The bar for scientific rational is that the proposed orphan drug treatment holds promise in human trials, an animal model specific for the disease, or in vitro pre-clinical data. Uncontrolled trials with efficacy in patients with no response to other available treatments can be submitted as supporting evidence. Is Expanded Access a possible avenue to get data to support the ODD? It’s almost a Catch 22.

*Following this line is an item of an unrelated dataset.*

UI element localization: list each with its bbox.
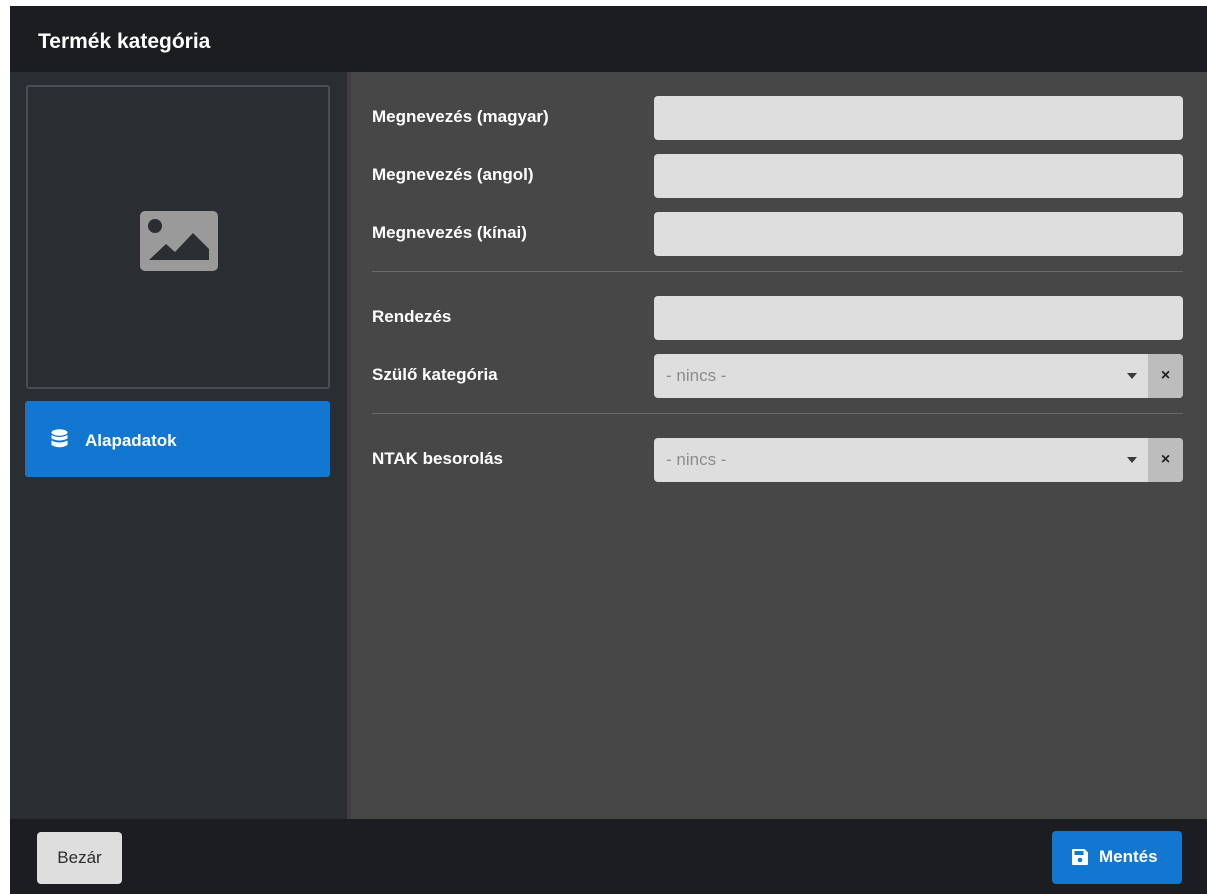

The pathogenesis of ALS consists of two stages: an early neuroprotective stage and a later neurotoxic stage. During early phases of disease progression, the immune system, through glial and T cell activities, provides anti-inflammatory factors that sustain motor neuron viability. As the disease progresses and motor neuron injury accelerates, a rapidly succeeding neurotoxic phase develops. A well-orchestrated purine-mediated dialog among motor neurons, surrounding glia and immune cells control the beneficial and detrimental activities occurring in the nervous system. Given the complex cellular cross-talk occurring in ALS and the recognized function of extracellular nucleotides and adenosine in neuroglia communication, restoring purinome dynamics might provide efficient treatment to slow the progression of disease. Or nudge the disease into a more treatable dynamic.
A well-known regulator of purinome dynamics is thymopentin, the active pentapeptide of the homeostatic hormone thymopoietin. As people age, thymopoietin decreases; the half-life of exogenous thymopentin is very short, limiting its use as a therapy. NDR proposes to decrease inflammation and rescue cells with dysregulated energy metabolism, both conditions found in some ALS patients, with a novel therapy. The ability of a patients cells to respond to the therapy are testable before and after treatment, hopefully with a blood test.

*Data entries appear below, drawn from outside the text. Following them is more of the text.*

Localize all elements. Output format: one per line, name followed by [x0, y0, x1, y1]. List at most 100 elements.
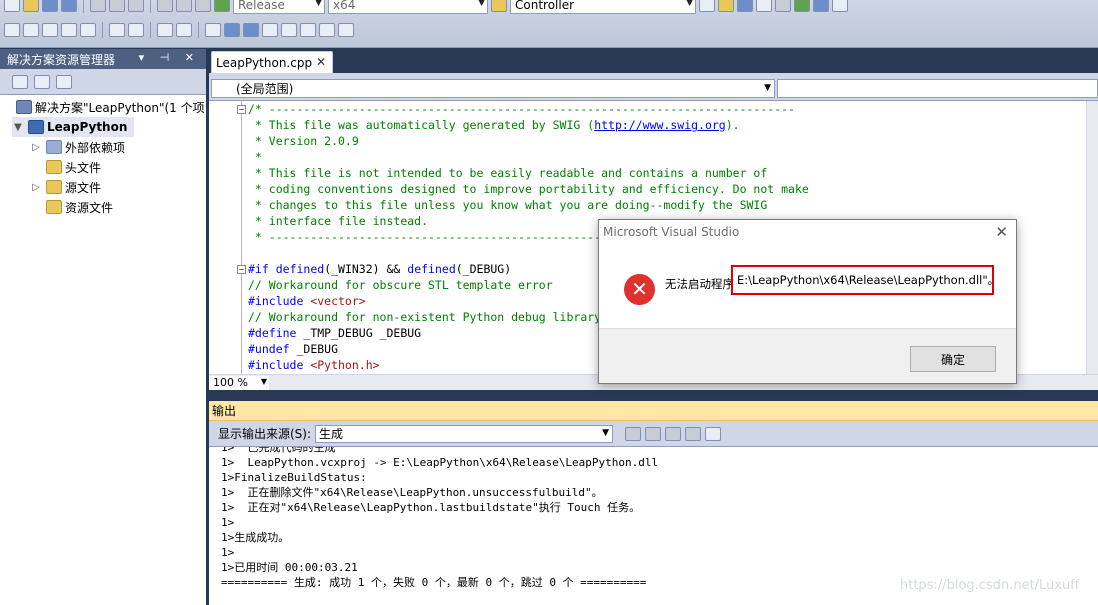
- tree-item-label: 头文件: [65, 160, 102, 175]
- output-toolbar: 显示输出来源(S): 生成 ▼: [209, 421, 1098, 447]
- configuration-select[interactable]: Release ▼: [233, 0, 325, 14]
- find-icon[interactable]: [699, 0, 715, 12]
- clear-bookmarks-icon[interactable]: [338, 23, 354, 37]
- class-view-icon[interactable]: [56, 74, 72, 89]
- find-message-icon[interactable]: [625, 426, 642, 441]
- solution-node[interactable]: 解决方案"LeapPython"(1 个项: [16, 97, 205, 117]
- collapse-arrow-icon[interactable]: ▼: [12, 122, 24, 133]
- navigate-back-icon[interactable]: [195, 0, 211, 12]
- platform-value: x64: [333, 0, 356, 12]
- output-line: 1> 正在删除文件"x64\Release\LeapPython.unsucce…: [221, 486, 603, 499]
- collapse-region-icon[interactable]: −: [237, 105, 246, 114]
- show-all-files-icon[interactable]: [34, 74, 50, 89]
- code-line: #if defined(_WIN32) && defined(_DEBUG): [248, 262, 512, 276]
- tree-item-label: 资源文件: [65, 200, 114, 215]
- tree-item-external-dependencies[interactable]: ▷ 外部依赖项: [30, 137, 125, 157]
- tree-item-resource-files[interactable]: 资源文件: [46, 197, 113, 217]
- ok-button[interactable]: 确定: [910, 346, 996, 372]
- word-wrap-icon[interactable]: [705, 426, 722, 441]
- member-list-icon[interactable]: [23, 23, 39, 37]
- solution-explorer-title-bar: 解决方案资源管理器 ▾ ⊣ ✕: [0, 49, 206, 69]
- toolbar-options-icon[interactable]: [832, 0, 848, 12]
- save-icon[interactable]: [42, 0, 58, 12]
- increase-indent-icon[interactable]: [128, 23, 144, 37]
- object-list-icon[interactable]: [4, 23, 20, 37]
- next-bookmark-icon[interactable]: [243, 23, 259, 37]
- code-line: * changes to this file unless you know w…: [248, 198, 768, 212]
- copy-icon[interactable]: [109, 0, 125, 12]
- toolbar-separator: [198, 22, 199, 38]
- object-browser-icon[interactable]: [756, 0, 772, 12]
- code-line: #include <Python.h>: [248, 358, 380, 372]
- panel-controls[interactable]: ▾ ⊣ ✕: [139, 51, 200, 64]
- code-line: #define _TMP_DEBUG _DEBUG: [248, 326, 422, 340]
- collapse-region-icon[interactable]: −: [237, 265, 246, 274]
- properties-icon[interactable]: [12, 74, 28, 89]
- next-bookmark-doc-icon[interactable]: [319, 23, 335, 37]
- find-in-files-icon[interactable]: [491, 0, 507, 12]
- folder-icon: [46, 200, 62, 214]
- output-line: 1>已用时间 00:00:03.21: [221, 561, 358, 574]
- next-message-icon[interactable]: [665, 426, 682, 441]
- complete-word-icon[interactable]: [80, 23, 96, 37]
- save-all-icon[interactable]: [61, 0, 77, 12]
- parameter-info-icon[interactable]: [61, 23, 77, 37]
- redo-icon[interactable]: [176, 0, 192, 12]
- start-page-icon[interactable]: [794, 0, 810, 12]
- toggle-bookmark-icon[interactable]: [205, 23, 221, 37]
- project-icon: [28, 120, 44, 134]
- start-debugging-icon[interactable]: [214, 0, 230, 12]
- expand-arrow-icon[interactable]: ▷: [30, 142, 42, 153]
- next-bookmark-folder-icon[interactable]: [281, 23, 297, 37]
- uncomment-icon[interactable]: [176, 23, 192, 37]
- tree-item-header-files[interactable]: 头文件: [46, 157, 101, 177]
- tab-leappython-cpp[interactable]: LeapPython.cpp ✕: [211, 51, 333, 73]
- output-title: 输出: [212, 404, 237, 418]
- references-icon: [46, 140, 62, 154]
- chevron-down-icon: ▼: [478, 0, 485, 8]
- close-icon[interactable]: ✕: [995, 223, 1008, 241]
- previous-bookmark-folder-icon[interactable]: [262, 23, 278, 37]
- quick-info-icon[interactable]: [42, 23, 58, 37]
- toolbox-icon[interactable]: [775, 0, 791, 12]
- new-project-icon[interactable]: [4, 0, 20, 12]
- zoom-select[interactable]: 100 % ▼: [209, 375, 269, 390]
- solution-explorer-title: 解决方案资源管理器: [7, 52, 116, 67]
- tree-item-source-files[interactable]: ▷ 源文件: [30, 177, 101, 197]
- previous-bookmark-doc-icon[interactable]: [300, 23, 316, 37]
- toolbar-separator: [83, 0, 84, 13]
- member-select[interactable]: [777, 79, 1098, 98]
- previous-bookmark-icon[interactable]: [224, 23, 240, 37]
- close-icon[interactable]: ✕: [316, 55, 326, 69]
- vertical-scrollbar[interactable]: [1086, 101, 1098, 374]
- find-select[interactable]: Controller ▼: [510, 0, 696, 14]
- decrease-indent-icon[interactable]: [109, 23, 125, 37]
- clear-all-icon[interactable]: [685, 426, 702, 441]
- scope-select[interactable]: (全局范围) ▼: [211, 79, 775, 98]
- output-source-select[interactable]: 生成 ▼: [315, 424, 614, 443]
- solution-icon: [16, 100, 32, 114]
- platform-select[interactable]: x64 ▼: [328, 0, 488, 14]
- output-line: 1> LeapPython.vcxproj -> E:\LeapPython\x…: [221, 456, 659, 469]
- open-file-icon[interactable]: [23, 0, 39, 12]
- undo-icon[interactable]: [157, 0, 173, 12]
- solution-label: 解决方案"LeapPython"(1 个项: [35, 100, 205, 115]
- code-link[interactable]: http://www.swig.org: [594, 118, 726, 132]
- code-line: * This file is not intended to be easily…: [248, 166, 768, 180]
- code-line: // Workaround for obscure STL template e…: [248, 278, 553, 292]
- solution-explorer-icon[interactable]: [718, 0, 734, 12]
- output-line: ========== 生成: 成功 1 个，失败 0 个，最新 0 个，跳过 0…: [221, 576, 647, 589]
- previous-message-icon[interactable]: [645, 426, 662, 441]
- project-node[interactable]: ▼ LeapPython: [12, 117, 134, 137]
- paste-icon[interactable]: [128, 0, 144, 12]
- expand-arrow-icon[interactable]: ▷: [30, 182, 42, 193]
- extension-manager-icon[interactable]: [813, 0, 829, 12]
- toolbar-separator: [150, 22, 151, 38]
- chevron-down-icon: ▼: [260, 376, 267, 386]
- cut-icon[interactable]: [90, 0, 106, 12]
- solution-explorer-panel: 解决方案资源管理器 ▾ ⊣ ✕ 解决方案"LeapPython"(1 个项 ▼ …: [0, 49, 206, 605]
- output-line: 1> 已完成代码的生成: [221, 447, 336, 454]
- comment-icon[interactable]: [157, 23, 173, 37]
- project-label: LeapPython: [47, 120, 128, 134]
- properties-icon[interactable]: [737, 0, 753, 12]
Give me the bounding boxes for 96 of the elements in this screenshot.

We expect our therapy to regulate multiple pathways and restore homeostasis in disease with few side effects. Our goal is to get enough target engagement in the dysregulated pathways and leave the normal pathways untouched.

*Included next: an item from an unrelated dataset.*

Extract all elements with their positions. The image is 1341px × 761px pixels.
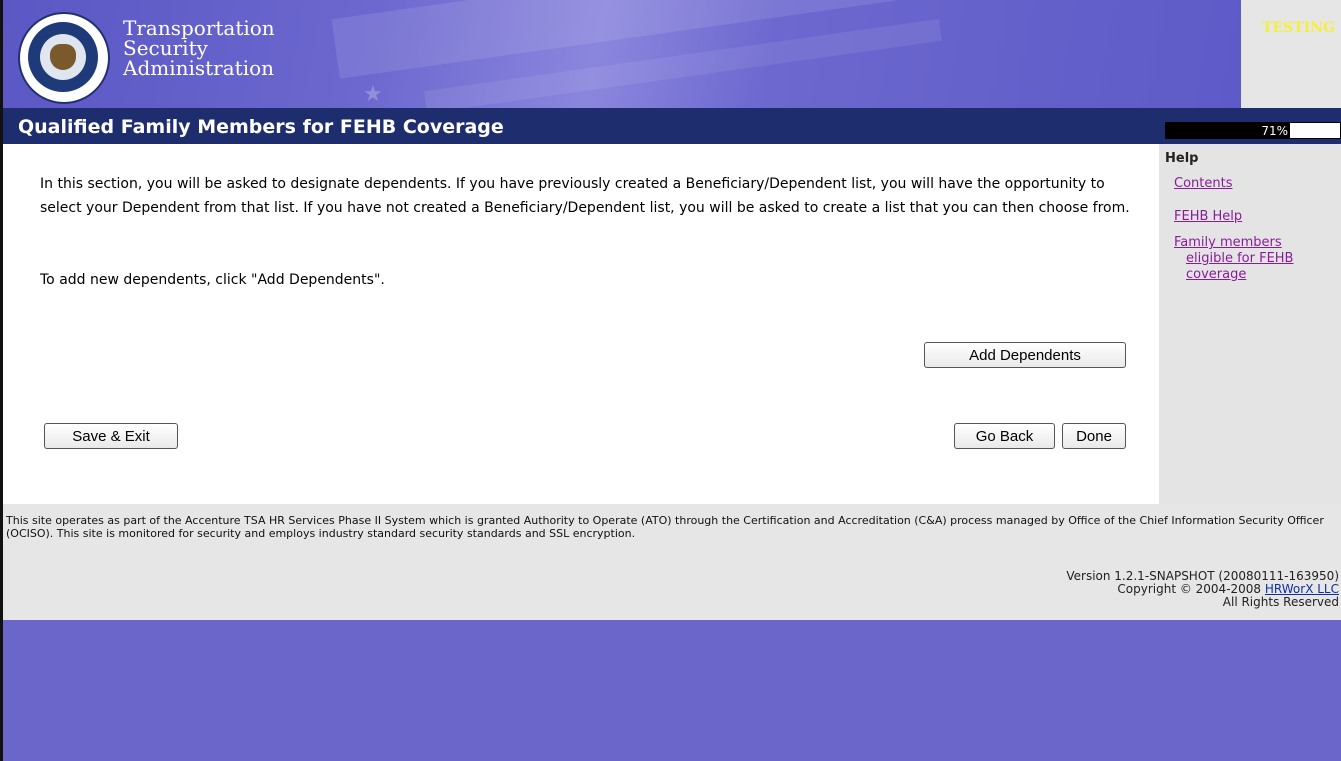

Normally, the development timeline of our treatment to ALS patients would be 8 to 10 years. However, if precision medicine can predict a possible benefit for a patient, or identify 10 patients, and the drug was available under Expanded Access, from a pharmacy that had access from a manufacturer, perhaps safety data could be collected. This is bringing patients to treatments. The benefit of the ODD program is to entice a commercial entity to take the drug forward to more patients after initial safety and effectiveness is shown.
There is a brand new program, CDER ARC, launched in May of 2022. The CDER’s vision is speeding and increasing the development of effective and safe treatment options addressing the unmet needs of patients with rare diseases. We are checking it out, especially their Rare Disease Cures Accelerator.